Question de M. de NICOLAY Louis-Jean (Sarthe - Les Républicains) publiée le 10/05/2018

M. Louis-Jean de Nicolaÿ attire l'attention de M. le ministre d'État, ministre de la transition écologique et solidaire, sur les orientations du Gouvernement concernant la préservation des moulins sur le territoire.
La directive-cadre sur l'eau (DCE, directive 2000/60/CE du Parlement européen et du Conseil du 23 octobre 2000 établissant un cadre pour une politique communautaire dans le domaine de l'eau) vise à obtenir dans un délai de quinze à trente ans un objectif général de « bon état écologique et chimique » de toutes les eaux, en laissant à chaque État membre le soin d'apprécier ce « bon état écologique » et de mettre tout en œuvre pour atteindre cet objectif. Ainsi, cette directive fixe une obligation de résultat avec l'atteinte du bon état des milieux, une obligation de calendrier avec une date limite fixée en 2027 et une obligation de méthode avec la gestion de bassin versant.
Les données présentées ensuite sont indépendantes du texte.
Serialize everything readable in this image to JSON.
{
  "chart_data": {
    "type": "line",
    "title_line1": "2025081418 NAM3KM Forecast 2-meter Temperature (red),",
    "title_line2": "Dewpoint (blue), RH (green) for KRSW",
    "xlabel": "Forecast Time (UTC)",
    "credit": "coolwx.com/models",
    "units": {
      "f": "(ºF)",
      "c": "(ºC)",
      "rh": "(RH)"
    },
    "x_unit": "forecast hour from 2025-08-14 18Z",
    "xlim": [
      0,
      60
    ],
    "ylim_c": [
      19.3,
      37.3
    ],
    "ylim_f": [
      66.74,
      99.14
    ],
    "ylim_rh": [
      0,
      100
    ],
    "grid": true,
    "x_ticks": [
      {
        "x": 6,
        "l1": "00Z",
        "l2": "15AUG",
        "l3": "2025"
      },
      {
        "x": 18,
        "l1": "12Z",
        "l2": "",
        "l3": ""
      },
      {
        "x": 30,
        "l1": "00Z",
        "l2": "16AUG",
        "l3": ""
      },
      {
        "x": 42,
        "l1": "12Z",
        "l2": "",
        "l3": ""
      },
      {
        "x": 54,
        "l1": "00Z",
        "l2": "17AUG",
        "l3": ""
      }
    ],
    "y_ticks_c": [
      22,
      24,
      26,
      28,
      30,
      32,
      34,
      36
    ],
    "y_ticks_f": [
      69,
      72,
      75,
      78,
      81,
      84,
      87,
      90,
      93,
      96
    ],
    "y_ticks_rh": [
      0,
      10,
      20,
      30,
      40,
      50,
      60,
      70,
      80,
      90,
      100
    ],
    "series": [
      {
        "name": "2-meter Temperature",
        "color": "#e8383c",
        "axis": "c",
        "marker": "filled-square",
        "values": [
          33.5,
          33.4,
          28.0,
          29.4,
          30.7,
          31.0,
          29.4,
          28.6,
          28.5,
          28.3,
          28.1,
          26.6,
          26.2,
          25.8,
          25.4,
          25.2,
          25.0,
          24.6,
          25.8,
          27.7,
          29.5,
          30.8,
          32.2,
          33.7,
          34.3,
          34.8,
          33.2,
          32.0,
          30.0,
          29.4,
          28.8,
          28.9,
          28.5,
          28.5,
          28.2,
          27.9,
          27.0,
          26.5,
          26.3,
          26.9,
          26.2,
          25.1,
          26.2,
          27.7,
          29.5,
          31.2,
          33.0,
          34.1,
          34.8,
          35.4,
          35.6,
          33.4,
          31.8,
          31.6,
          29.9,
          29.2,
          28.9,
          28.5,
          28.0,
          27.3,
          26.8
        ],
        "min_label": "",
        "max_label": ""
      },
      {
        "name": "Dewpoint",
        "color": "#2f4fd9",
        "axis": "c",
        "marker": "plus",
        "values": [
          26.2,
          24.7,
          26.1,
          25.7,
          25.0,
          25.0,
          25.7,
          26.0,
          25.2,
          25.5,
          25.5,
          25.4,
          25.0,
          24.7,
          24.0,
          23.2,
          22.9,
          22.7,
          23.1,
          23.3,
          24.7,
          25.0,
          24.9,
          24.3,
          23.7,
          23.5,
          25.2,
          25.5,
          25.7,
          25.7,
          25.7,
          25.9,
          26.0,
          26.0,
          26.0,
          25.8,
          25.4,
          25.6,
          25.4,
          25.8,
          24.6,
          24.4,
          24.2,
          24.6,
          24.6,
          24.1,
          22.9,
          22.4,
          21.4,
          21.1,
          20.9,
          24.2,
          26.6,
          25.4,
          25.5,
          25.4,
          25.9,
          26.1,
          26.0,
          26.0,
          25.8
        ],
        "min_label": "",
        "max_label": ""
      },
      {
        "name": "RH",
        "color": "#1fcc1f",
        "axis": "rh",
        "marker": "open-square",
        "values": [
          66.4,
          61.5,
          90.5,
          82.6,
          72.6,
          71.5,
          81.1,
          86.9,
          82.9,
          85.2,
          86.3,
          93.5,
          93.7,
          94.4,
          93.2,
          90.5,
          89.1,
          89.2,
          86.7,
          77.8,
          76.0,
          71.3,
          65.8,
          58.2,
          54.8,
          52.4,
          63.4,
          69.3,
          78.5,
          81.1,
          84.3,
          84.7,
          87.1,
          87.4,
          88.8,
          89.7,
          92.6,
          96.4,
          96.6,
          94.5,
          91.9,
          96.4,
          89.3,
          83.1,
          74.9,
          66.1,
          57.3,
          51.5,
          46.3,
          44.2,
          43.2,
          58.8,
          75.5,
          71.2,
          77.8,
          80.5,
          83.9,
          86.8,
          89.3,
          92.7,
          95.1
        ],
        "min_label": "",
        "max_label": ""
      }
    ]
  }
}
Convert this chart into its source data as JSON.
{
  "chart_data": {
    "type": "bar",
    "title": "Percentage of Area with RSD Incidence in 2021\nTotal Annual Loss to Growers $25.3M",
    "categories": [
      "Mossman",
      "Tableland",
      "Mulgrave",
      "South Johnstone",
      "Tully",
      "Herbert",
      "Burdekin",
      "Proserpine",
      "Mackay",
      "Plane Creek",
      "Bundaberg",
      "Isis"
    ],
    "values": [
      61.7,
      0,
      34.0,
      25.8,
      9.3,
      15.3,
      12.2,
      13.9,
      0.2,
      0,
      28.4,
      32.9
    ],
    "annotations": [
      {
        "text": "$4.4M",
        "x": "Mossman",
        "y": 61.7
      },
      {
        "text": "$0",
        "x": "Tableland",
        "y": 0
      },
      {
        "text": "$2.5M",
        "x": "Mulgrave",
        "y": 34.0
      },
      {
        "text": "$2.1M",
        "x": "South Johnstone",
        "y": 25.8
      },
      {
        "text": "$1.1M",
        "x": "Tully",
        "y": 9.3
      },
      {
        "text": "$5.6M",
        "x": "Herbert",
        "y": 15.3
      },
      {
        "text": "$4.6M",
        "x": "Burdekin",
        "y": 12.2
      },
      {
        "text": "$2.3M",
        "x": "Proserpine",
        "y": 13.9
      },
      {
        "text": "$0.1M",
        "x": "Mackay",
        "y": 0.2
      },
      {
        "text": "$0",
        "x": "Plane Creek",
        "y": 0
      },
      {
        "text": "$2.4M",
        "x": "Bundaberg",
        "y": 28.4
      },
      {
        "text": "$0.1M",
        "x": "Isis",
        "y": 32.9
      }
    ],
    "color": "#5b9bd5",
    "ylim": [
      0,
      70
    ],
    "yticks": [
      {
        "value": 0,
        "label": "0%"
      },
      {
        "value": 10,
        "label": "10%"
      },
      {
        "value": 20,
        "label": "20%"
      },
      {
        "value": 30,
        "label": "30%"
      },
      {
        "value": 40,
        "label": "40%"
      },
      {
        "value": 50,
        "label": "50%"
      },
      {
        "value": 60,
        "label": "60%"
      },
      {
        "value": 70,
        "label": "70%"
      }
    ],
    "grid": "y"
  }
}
La France a choisi d'interpréter cet objectif par le prisme de la restauration de la continuité écologique en transposant la directive en droit français avec la loi n° 2006-1772 du 30 décembre 2006 sur l'eau et les milieux aquatiques (dite loi LEMA) et la loi Grenelle de 2009 (loi n° 2009-967 du 3 août 2009 de programmation relative à la mise en œuvre du Grenelle de l'environnement), puis en novembre 2009, avec le plan national de restauration de la continuité écologique, dont la mise en œuvre progressive et hiérarchisée est encadrée par la circulaire du 25 janvier 2010.
Deux exigences écologiques doivent être conciliées : le rétablissement de l'état physique des cours d'eau et la production hydro-électrique sans émissions de CO2.
Or l'administration française a toujours surévalué les obligations européennes en matière de restauration de la continuité écologique. En effet, la Commission européenne n'a jamais fait état qu'elle considérait les moulins comme des barrages à la continuité écologique. De même l'Union européenne (UE) soutient des initiatives visant à la relance de l'activité hydro-électrique des moulins (comme le projet Restor hydro, cofinancé par le programme énergie intelligente-Europe).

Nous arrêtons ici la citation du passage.